The Federal Reserve's new plan to run the economy hot looks easier said than done as the central bank confronts multiple forces holding down inflation.
"The Fed needs to articulate very clearly how they plan to achieve the new objective," Aneta Markowska, chief economist at Jefferies, wrote in a report to clients. "Otherwise, these are just words on paper that don't really mean anything."
Fed Chairman Jerome Powell on Thursday outlined a new approach to setting U.S. monetary policy. The Fed, he said, will sometimes allow inflation to run above the 2% target to make up for prior undershoots, and allow unemployment to run lower than officials had previously tolerated.
The move confirmed to investors that the Fed is likely keep interest rates near zero for years to come as it seeks to decisively achieve its inflation goal, adopted in 2012. Inflation has averaged only 1.4% since then amid headwinds affecting the U.S. and other major economies, including weak productivity growth, globalization, aging populations and technological change.

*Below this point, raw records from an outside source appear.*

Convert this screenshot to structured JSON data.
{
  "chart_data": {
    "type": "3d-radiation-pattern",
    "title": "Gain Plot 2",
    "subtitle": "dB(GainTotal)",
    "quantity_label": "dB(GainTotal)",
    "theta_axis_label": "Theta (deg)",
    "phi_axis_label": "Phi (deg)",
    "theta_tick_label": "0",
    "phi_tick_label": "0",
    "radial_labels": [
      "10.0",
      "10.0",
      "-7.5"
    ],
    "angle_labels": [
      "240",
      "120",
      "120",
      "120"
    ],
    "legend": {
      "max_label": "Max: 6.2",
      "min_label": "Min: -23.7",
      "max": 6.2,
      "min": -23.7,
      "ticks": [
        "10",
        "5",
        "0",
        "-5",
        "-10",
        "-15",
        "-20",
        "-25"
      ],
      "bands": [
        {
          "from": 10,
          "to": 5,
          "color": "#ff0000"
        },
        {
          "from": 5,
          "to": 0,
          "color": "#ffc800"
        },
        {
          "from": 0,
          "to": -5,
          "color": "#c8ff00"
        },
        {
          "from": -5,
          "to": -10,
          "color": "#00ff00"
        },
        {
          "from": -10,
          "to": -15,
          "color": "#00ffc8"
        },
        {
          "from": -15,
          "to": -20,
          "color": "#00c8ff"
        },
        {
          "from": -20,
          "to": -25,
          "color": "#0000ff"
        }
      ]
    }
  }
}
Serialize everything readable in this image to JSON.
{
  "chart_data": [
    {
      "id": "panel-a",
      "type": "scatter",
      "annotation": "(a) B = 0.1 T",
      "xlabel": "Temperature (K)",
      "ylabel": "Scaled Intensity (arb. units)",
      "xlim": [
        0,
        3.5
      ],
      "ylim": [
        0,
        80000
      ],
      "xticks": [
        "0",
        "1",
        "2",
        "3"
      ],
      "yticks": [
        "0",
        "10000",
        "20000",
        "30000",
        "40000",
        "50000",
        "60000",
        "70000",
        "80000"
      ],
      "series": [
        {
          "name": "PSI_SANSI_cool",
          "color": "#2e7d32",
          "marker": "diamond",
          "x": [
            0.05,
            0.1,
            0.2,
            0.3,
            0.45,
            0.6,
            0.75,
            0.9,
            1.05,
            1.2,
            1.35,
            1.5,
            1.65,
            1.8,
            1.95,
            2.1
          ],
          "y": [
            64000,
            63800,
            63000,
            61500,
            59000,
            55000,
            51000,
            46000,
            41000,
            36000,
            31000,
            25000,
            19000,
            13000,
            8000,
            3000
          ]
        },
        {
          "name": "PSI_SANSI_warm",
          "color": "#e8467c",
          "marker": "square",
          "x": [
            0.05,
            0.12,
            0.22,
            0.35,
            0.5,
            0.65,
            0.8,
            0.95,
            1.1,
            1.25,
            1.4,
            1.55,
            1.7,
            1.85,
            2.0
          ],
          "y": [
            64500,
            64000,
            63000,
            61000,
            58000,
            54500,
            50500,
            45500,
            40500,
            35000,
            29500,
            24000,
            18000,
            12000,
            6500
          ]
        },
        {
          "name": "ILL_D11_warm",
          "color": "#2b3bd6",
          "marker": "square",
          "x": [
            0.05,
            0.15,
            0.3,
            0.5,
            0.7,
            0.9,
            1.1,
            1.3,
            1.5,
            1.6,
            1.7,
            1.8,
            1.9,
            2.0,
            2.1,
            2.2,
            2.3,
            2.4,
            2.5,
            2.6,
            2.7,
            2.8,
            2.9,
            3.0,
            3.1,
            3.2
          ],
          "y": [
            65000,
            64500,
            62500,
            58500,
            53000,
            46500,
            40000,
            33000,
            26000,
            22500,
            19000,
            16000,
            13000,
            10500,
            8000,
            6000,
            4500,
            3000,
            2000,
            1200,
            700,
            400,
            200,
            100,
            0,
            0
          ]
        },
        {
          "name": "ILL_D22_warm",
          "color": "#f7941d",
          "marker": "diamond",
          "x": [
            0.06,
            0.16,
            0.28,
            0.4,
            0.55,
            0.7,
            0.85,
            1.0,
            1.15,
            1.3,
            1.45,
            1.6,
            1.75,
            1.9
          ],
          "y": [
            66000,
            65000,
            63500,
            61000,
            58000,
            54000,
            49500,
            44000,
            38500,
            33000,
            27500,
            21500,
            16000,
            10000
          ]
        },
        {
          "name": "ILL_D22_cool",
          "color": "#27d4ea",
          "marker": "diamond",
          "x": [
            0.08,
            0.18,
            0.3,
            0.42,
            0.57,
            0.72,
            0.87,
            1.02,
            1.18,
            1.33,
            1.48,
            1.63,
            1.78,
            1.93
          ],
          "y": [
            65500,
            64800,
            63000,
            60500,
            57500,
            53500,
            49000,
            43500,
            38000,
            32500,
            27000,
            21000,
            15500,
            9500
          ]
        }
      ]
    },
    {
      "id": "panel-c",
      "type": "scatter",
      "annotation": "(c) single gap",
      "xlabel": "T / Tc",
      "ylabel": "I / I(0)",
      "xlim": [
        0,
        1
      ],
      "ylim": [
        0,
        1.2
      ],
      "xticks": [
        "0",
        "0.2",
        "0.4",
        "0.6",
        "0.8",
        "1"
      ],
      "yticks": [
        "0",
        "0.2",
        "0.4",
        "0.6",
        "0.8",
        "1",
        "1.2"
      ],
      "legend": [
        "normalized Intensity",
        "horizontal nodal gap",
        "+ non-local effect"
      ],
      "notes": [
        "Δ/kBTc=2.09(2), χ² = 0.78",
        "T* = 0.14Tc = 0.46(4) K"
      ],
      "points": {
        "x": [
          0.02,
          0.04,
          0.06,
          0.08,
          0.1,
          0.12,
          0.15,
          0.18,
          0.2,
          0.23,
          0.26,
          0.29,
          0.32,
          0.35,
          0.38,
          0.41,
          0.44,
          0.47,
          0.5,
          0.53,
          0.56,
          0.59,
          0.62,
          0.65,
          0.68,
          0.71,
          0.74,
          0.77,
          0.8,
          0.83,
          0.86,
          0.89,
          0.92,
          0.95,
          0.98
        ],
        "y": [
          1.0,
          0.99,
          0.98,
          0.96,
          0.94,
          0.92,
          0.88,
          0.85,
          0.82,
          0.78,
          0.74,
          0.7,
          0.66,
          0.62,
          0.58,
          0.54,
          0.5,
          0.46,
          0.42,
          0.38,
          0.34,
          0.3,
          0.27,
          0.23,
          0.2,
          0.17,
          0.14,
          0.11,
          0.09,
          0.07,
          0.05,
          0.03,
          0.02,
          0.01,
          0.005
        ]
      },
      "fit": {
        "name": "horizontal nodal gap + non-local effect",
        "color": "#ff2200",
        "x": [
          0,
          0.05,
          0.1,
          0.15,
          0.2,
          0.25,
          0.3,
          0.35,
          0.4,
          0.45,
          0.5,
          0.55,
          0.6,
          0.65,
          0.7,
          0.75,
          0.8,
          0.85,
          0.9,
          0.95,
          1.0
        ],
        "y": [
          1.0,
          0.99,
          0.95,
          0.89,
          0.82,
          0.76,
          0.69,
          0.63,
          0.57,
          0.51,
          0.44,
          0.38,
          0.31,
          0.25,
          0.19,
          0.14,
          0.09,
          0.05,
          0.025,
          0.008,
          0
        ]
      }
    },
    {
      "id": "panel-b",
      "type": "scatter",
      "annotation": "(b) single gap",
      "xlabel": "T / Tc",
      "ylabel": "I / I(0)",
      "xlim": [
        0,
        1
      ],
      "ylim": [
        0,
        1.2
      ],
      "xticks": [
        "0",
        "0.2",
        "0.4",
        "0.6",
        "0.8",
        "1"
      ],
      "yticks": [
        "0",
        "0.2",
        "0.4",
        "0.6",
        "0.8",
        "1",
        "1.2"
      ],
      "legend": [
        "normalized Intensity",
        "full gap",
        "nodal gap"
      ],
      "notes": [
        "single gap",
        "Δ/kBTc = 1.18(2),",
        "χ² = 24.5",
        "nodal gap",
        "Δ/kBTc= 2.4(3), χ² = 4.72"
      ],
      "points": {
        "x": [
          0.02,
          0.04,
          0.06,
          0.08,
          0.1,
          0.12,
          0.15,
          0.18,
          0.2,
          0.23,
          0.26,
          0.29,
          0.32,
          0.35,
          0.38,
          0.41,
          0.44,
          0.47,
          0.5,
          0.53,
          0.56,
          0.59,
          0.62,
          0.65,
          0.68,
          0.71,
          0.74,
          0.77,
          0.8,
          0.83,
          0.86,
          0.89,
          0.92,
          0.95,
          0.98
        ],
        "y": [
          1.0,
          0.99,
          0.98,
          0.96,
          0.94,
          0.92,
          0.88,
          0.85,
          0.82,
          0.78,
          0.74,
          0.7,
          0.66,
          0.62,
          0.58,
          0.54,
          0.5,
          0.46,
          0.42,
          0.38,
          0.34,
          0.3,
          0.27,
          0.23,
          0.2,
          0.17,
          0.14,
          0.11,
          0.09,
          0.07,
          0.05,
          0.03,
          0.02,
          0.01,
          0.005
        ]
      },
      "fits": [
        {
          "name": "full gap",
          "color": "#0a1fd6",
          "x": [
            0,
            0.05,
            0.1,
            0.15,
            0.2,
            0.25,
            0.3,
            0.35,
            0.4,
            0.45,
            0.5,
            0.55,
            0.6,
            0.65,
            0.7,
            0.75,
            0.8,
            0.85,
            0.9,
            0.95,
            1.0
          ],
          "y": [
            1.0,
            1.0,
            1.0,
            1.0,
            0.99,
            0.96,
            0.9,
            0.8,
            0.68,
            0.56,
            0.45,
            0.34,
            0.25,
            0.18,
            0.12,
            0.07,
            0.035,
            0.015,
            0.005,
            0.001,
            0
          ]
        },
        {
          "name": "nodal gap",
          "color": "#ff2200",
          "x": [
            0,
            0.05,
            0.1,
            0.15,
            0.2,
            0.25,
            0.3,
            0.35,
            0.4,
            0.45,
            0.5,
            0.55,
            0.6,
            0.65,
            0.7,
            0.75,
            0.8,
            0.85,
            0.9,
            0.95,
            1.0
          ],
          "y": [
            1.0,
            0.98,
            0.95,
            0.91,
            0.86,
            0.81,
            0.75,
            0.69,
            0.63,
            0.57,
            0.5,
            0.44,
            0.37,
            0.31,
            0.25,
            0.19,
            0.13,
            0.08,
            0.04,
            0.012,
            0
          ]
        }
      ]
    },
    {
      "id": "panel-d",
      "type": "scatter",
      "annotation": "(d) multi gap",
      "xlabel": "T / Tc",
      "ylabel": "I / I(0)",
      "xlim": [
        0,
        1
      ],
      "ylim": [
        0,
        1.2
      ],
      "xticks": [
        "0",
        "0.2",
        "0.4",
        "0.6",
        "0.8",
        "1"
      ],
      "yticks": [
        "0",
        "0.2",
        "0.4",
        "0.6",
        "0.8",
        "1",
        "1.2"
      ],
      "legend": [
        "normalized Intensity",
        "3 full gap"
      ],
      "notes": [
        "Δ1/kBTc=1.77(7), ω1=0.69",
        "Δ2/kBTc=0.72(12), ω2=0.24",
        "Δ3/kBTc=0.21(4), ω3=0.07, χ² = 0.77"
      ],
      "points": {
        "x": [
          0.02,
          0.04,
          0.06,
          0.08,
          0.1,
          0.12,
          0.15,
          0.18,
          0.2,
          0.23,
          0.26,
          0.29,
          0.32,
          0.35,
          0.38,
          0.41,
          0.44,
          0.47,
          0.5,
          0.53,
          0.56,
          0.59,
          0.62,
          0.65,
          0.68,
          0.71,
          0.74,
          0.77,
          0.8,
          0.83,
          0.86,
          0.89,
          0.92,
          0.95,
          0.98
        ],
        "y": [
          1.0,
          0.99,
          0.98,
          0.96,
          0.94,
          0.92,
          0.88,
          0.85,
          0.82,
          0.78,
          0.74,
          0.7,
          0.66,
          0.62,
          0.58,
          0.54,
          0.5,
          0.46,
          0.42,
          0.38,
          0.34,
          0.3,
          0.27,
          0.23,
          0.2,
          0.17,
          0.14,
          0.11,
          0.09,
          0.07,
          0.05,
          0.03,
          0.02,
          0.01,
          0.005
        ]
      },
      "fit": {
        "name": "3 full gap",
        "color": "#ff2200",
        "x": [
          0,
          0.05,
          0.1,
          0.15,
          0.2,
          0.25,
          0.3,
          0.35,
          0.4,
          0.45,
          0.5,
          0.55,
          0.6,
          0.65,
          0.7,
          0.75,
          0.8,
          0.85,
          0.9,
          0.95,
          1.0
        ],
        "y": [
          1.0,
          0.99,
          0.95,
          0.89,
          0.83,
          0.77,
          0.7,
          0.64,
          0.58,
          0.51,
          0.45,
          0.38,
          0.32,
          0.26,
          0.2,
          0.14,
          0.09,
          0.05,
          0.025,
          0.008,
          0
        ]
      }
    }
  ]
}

Fed policymakers meet again Sept. 15-16 when they'll have a chance to spell out how the new strategy will shape their policies aimed at pulling the U.S. economy out of its worst downturn since the Great Depression.
Economists at Deutsche Bank said officials may clarify their guidance on the path of rates by linking future hikes to reaching certain thresholds for inflation and employment. Minutes of their July meeting showed they'd debated this approach.
Mr. Powell's announcement, though not entirely unexpected, marked the completion of a historic shift for the world's most powerful central bank. Instead of worrying that very low unemployment would provoke inflation, they now have moved their focus almost fully onto too-low inflation.
To justify that, he made a point of explaining why persistently low inflation is a problem for central bankers, particularly when combined with low economic growth. It results in very low interest rates, even during economic expansions. That means policymakers have little room to cut borrowing costs when a downturn strikes.
"The result can be worse economic outcomes in terms of both employment and price stability, with the costs of such outcomes likely falling hardest on those least able to bear them," Mr. Powell said.
On the other side of the argument, there's a camp of investors convinced that the Fed's ultraeasy monetary policy and massive government spending risk re-igniting the runaway inflation of the 1970s.